Die Proteste unter dem Motto „Frau, Leben, Freiheit“ führten dazu, dass viele iranische Frauen sich weigerten, den islamischen Hijab in der Öffentlichkeit zu tragen, und sich damit den iranischen Hijab-Gesetzen widersetzten. Die Einheiten der Guidance Patrol stellten ihre Patrouillen ein und die reguläre iranische Polizei musste sich auf die Auflösung der Proteste konzentrieren und nicht auf die Durchsetzung der Hijab-Regeln.

Jetzt ist es das iranische Regime hart durchgreifen.Am 16. Juli sagte Saeed Montazer Al-Mahdi, Das gab ein Sprecher der iranischen Polizei bekannt dass die Moral Polizei würde die Durchführung von Moralpatrouillen wieder aufnehmen. „Aufgrund der massiven Nachfrage mehrerer Personengruppen und der Aufforderung des Präsidenten und des Justizchefs, eine sicherere Gesellschaft zu schaffen und Familienwerte durchzusetzen, werden Polizeipatrouillen ab heute Personen alarmieren, die unmoralische Kleidung tragen, und, wenn sie darauf bestehen, Melden Sie sie den Gerichten.“

In diesem auf Twitter geposteten Video sagt der Mann, der filmt, dass es sich bei der Frau in Schwarz um einen Beamten der iranischen Moralpolizei Gasht-e-Ershad handelt, der am 15. Juli 2023 im Stadtteil Gisha im Norden Teherans eine Verhaftung vornimmt.

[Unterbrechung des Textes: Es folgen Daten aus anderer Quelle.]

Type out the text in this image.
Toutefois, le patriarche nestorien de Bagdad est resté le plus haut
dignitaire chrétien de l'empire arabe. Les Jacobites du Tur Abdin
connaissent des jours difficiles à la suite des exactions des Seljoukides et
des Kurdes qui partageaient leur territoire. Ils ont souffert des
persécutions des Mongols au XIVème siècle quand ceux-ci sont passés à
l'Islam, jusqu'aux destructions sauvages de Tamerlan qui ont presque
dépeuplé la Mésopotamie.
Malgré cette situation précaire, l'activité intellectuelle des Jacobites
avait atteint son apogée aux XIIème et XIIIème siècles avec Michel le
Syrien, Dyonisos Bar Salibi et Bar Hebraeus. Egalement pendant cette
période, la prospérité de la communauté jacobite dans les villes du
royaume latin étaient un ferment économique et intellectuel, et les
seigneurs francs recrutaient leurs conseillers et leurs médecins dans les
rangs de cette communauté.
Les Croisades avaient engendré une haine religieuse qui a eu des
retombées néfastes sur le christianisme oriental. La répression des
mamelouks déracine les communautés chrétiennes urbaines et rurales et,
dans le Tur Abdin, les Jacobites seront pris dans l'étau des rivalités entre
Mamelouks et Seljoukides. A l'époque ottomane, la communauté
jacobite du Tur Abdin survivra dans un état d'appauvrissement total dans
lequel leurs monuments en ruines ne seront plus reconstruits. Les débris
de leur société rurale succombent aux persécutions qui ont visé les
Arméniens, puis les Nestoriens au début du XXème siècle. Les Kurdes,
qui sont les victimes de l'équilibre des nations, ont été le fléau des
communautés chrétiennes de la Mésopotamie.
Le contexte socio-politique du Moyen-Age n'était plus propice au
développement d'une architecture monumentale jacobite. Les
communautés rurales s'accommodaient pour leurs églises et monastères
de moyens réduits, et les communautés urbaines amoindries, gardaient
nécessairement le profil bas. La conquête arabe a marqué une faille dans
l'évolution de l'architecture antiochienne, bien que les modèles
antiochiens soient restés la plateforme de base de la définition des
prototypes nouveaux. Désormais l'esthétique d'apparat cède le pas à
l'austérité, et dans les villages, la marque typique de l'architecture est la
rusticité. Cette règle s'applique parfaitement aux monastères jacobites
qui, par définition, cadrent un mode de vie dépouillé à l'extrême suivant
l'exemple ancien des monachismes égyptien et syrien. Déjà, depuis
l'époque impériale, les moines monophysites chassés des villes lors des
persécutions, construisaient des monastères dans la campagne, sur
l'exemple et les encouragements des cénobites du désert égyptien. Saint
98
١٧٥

Viele Iraner berichten in den sozialen Medien, dass sie gesehen haben, wie Polizisten auf den Straßen Patrouillen zur Einhaltung der Moralregeln durchführten in den letzten Tagen. Sie haben Bilder veröffentlicht, auf denen Frauen mit unbedecktem Kopf zu sehen sind, die von Frauen in schwarzen Tschadors in Begleitung uniformierter männlicher Polizisten angehalten werden. Auf den Bildern sind Polizeifahrzeuge und nicht gekennzeichnete weiße Transporter zu sehen.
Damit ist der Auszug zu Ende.